In reaching a narrative conclusion, the coroner applied well-established principles of causation. Even where a breach of duty may be identified, liability requires that the breach made a material contribution to the death. On the evidence, the court was not satisfied that earlier recognition of pregnancy would have altered the clinical trajectory or prevented the fatal outcome.

This approach is consistent with orthodox authority on expert evidence and causation, including National Justice Compania Naviera SA v Prudential Assurance Co Ltd (The Ikarian Reefer), which underscores the primacy of independent, objective expert opinion in assisting the court. The expert’s role is not to advocate, but to elucidate the medical mechanisms and probabilities upon which legal conclusions depend.

Procedural and Systemic Learning

Although the coroner rejected a causal link between the missed pregnancy and the death, the inquest identified areas for procedural improvement. The treating hospital has since implemented changes, including routine blood testing for pregnancy in women of childbearing age presenting with compatible symptoms. Such measures are intended to enhance diagnostic completeness and reduce the risk of oversight in complex presentations.

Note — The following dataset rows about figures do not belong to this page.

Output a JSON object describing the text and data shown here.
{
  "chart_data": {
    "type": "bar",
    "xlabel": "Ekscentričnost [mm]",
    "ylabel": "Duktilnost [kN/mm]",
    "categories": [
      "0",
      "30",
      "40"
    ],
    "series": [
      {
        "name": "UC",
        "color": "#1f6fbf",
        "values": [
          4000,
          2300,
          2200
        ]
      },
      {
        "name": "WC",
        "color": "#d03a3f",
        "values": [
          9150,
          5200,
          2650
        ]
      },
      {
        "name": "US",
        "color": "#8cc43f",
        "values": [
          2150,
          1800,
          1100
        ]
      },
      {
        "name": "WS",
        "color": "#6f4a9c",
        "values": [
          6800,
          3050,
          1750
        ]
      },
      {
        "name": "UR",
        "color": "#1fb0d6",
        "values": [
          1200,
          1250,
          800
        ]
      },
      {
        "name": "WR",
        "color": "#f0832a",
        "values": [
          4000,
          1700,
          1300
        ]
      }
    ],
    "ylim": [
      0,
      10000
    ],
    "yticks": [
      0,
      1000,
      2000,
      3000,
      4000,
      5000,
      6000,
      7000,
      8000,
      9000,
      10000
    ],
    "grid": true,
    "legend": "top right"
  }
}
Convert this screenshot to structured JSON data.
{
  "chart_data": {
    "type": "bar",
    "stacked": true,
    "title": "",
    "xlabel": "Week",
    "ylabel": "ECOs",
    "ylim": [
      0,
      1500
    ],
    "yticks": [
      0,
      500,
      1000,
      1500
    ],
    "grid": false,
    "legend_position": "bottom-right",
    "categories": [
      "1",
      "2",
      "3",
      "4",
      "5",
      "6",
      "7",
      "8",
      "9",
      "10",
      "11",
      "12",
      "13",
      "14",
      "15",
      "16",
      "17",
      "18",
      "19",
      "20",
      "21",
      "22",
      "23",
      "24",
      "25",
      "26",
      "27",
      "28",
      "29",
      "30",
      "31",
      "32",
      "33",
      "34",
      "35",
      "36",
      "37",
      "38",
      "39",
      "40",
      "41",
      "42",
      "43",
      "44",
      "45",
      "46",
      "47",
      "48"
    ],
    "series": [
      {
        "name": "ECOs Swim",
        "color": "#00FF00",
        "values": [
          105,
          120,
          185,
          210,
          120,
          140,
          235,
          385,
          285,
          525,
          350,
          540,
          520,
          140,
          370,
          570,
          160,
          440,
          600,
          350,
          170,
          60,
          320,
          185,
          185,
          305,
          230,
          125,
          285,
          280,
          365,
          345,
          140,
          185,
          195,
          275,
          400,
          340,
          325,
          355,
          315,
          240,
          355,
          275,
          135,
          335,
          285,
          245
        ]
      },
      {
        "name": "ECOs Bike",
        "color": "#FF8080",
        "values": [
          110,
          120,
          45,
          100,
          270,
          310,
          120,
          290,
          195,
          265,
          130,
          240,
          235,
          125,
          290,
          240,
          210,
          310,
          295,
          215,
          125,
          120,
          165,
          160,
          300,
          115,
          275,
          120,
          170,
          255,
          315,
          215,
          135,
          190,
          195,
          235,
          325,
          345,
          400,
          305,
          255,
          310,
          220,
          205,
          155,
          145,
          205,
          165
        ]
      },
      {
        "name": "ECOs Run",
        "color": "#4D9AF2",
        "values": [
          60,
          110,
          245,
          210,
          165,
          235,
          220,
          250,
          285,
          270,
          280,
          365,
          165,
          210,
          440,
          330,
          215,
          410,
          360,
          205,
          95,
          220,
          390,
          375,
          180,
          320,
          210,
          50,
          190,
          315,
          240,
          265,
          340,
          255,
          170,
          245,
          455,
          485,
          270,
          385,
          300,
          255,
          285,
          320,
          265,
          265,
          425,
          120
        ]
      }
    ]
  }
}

The case also highlights the challenges inherent in managing patients with chronic substance misuse. Ketamine-related uropathy is a relatively recent clinical phenomenon, but one with severe and often irreversible consequences. Its presentation may dominate the clinical picture, potentially obscuring co-existing conditions unless a structured and holistic approach to assessment is maintained.

The Role of Expert Evidence

The contribution of Dr Anantharamakrishnan was central to the inquest’s understanding of causation. By explaining the natural history of ketamine bladder syndrome and its capacity to precipitate severe infection, he provided the evidential bridge between the deceased’s long-term drug use and the acute septic event. His analysis enabled the coroner to distinguish between coincidental findings—such as the pregnancy—and the operative cause of death.

Experts in coronial proceedings are bound by a duty to the court that transcends any obligation to the instructing party. Their evidence must be impartial, within the scope of their expertise, and based on a transparent evidential foundation. In this case, the expert’s conclusions were grounded in established urological principles and consistent with the clinical findings.